The city is at risk on three levels.
The first is the physical level. Density and proximity, the various urban typologies we are familiar with that originated largely from the great inventions of the 1900s, are features that appear obsolete and unsuitable for the challenges facing cities. Principal among them is climate change. The urban setting that continues to expand globally is patently inadequate yet nevertheless is constantly recreated incorrectly around the world in a proliferation of new cities whose dimensions are in themselves inefficient, unlivable, unsustainable: a city that betrays the very sense of the city. We therefore ask ourselves: What is the urban form of the future? What does resilience really mean?
The second level is that of power. It concerns soft power, affirmation, aggregation, and extends to social controls. We have quickly gone from a time when cities seemed more important than states, and when mayors were better suited to rule the world than heads of state. Now, to a time when cities have lost authority, control and decision-making power, and when mayors try to combat emergencies with hashtags. In parallel, there is the topic of containment, access control, surveillance, and limits on freedoms. The famous saying “Stadtluft macht frei” (the city air makes you free) has today become “The city air makes us prisoners.” The city quitters, those aware of the control and limitation mechanisms imposed in cities, are ready to depart for the countryside, valleys, and farms to reconstruct their urban feeling elsewhere in new ways. Does it still make sense to talk about city-state? What will “data urbanism” bring us? How long will the appeal of the countryside continue?
Lastly, there is the third level, the philosophical —or rather, teleological— one that understands the city as a model of free thought. Here, the very essence of the city is being neutralized. The role of the city seemed to be the place chosen for the circulation of ideas, for the surreal and serendipitous encounters that brought wealth and excitement. One goes to the city to escape the tradition and power of the elites, to affirm his freedom of thought and initiative, and to be at the center of commerce and culture; one stays in the city to live in a society of individuals where one is both autonomous and interconnected; one is in the city to anticipate the future.

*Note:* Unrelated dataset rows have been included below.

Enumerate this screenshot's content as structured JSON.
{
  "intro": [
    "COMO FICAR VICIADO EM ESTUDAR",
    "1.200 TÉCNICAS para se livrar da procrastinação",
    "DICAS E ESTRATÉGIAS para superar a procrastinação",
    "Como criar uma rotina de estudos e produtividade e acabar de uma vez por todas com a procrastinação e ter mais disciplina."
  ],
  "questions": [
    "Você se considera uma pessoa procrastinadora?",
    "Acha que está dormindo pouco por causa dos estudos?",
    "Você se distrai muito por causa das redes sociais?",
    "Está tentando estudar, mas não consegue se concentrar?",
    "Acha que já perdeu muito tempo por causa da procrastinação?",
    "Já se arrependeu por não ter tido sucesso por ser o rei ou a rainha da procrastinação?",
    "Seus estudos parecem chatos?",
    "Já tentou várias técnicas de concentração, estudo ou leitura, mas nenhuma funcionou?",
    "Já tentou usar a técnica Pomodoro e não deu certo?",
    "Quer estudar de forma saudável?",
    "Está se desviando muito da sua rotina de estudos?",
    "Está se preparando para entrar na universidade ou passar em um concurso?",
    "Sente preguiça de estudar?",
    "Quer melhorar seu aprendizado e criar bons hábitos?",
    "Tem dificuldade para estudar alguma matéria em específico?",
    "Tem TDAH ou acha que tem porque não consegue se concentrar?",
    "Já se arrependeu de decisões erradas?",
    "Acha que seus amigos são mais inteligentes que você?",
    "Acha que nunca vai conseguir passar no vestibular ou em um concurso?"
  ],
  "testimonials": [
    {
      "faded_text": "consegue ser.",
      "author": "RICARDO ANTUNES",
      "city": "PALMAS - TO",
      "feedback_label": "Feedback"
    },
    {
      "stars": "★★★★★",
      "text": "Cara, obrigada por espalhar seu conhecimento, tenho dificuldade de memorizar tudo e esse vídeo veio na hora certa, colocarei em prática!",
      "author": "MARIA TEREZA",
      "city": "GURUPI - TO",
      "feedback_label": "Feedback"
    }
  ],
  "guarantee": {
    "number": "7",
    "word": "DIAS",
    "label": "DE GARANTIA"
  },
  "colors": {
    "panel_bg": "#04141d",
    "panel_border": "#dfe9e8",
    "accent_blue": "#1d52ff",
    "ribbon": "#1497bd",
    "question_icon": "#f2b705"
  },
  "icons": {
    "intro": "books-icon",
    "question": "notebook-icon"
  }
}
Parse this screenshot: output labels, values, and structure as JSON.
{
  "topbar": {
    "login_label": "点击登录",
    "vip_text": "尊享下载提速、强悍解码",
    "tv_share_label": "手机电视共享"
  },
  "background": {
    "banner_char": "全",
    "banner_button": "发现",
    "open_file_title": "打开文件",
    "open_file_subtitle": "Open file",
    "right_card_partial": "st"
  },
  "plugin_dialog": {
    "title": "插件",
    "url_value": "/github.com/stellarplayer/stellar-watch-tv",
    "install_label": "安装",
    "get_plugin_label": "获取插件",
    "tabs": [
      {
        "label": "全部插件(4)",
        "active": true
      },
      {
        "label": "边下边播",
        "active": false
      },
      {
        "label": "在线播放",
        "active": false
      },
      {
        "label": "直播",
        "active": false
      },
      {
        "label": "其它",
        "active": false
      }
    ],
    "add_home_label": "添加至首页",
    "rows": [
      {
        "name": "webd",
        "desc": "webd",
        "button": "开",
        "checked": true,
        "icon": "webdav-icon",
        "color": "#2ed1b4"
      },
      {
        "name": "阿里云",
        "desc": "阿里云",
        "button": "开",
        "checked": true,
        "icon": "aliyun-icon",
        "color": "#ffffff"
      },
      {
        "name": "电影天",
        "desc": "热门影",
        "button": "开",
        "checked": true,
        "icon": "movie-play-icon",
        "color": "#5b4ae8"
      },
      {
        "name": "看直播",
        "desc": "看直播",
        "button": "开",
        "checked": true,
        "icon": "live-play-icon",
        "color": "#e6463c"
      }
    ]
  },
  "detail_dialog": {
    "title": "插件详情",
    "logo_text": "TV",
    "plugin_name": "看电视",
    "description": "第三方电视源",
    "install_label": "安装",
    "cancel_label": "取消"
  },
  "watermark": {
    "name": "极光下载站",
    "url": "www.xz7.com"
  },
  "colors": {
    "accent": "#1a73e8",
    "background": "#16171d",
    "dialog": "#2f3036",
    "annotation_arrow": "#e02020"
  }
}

The city was once a “place of worship” in which to build the only truth, the personal one. But today, the city expresses more and more conformism, dominant thought, politically correct dialog, and fake news. If not in the city, where will we be able to build our personal truth? If the city ceases to be the setting in which the evolution of humanity takes place, what is left for us?

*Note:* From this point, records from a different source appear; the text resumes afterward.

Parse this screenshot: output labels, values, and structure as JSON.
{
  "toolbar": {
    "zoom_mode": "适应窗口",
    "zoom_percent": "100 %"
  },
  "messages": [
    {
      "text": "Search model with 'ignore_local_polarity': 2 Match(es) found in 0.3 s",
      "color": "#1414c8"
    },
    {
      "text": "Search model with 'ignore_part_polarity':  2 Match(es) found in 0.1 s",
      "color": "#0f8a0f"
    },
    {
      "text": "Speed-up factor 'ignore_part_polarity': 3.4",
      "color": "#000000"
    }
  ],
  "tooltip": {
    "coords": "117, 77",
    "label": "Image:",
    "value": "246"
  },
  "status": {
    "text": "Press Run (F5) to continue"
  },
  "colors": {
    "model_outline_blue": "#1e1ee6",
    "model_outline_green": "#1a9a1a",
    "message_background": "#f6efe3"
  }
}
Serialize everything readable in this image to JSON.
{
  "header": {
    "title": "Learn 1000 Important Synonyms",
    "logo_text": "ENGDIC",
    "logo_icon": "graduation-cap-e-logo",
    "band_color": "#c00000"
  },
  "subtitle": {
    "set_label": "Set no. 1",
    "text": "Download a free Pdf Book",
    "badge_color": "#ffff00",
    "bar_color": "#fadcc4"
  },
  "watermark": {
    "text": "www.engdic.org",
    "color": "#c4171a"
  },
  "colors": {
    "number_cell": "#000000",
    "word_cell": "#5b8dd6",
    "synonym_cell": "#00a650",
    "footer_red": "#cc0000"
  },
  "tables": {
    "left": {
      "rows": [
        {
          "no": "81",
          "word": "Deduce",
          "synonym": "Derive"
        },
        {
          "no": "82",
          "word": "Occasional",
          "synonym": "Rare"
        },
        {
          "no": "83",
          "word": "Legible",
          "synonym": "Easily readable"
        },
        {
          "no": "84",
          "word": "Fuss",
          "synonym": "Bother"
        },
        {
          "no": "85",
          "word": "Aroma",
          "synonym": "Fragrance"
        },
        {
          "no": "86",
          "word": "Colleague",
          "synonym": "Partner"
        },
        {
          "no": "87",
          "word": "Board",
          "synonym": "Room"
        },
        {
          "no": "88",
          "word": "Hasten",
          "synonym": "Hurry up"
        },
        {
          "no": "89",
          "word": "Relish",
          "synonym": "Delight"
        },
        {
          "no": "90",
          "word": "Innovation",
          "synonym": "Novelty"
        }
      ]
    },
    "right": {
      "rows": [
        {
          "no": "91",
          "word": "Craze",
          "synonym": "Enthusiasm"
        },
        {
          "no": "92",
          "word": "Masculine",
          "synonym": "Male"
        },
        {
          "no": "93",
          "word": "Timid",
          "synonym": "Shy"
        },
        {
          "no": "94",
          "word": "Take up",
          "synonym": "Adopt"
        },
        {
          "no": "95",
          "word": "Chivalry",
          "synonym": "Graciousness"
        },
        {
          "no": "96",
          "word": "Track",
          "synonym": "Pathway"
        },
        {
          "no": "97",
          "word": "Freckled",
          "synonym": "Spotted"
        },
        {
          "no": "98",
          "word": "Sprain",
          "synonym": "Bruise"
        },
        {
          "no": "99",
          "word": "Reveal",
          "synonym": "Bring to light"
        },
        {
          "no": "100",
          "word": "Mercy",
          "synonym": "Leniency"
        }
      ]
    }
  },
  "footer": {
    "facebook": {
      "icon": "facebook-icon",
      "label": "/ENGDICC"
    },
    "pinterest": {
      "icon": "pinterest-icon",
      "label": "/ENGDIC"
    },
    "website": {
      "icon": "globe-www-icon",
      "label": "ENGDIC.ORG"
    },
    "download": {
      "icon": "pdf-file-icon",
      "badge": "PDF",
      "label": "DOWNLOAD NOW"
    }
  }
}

We will try to answer these questions during the next edition of Utopian Hours, to be held in Turin, Italy on 23-25 October 2020.
An international event dedicated to city-making, Utopian Hours explores the most pressing issues of urban environments while showcasing successful experiences from different cities around the world. It looks at visionary challenges, ambitious placemaking projects, social and technological innovation, and the collective imagination.
With its open, multidisciplinary, and provocative approach, along with references to the great urban visionaries of the past, Utopian Hours festival hosts prominent international guests, entrepreneurs, innovators, and courageous civic activists who help us understand the meaning of cities of the future.
We do not know what lies ahead for the city, but it is certain that it must be rethought.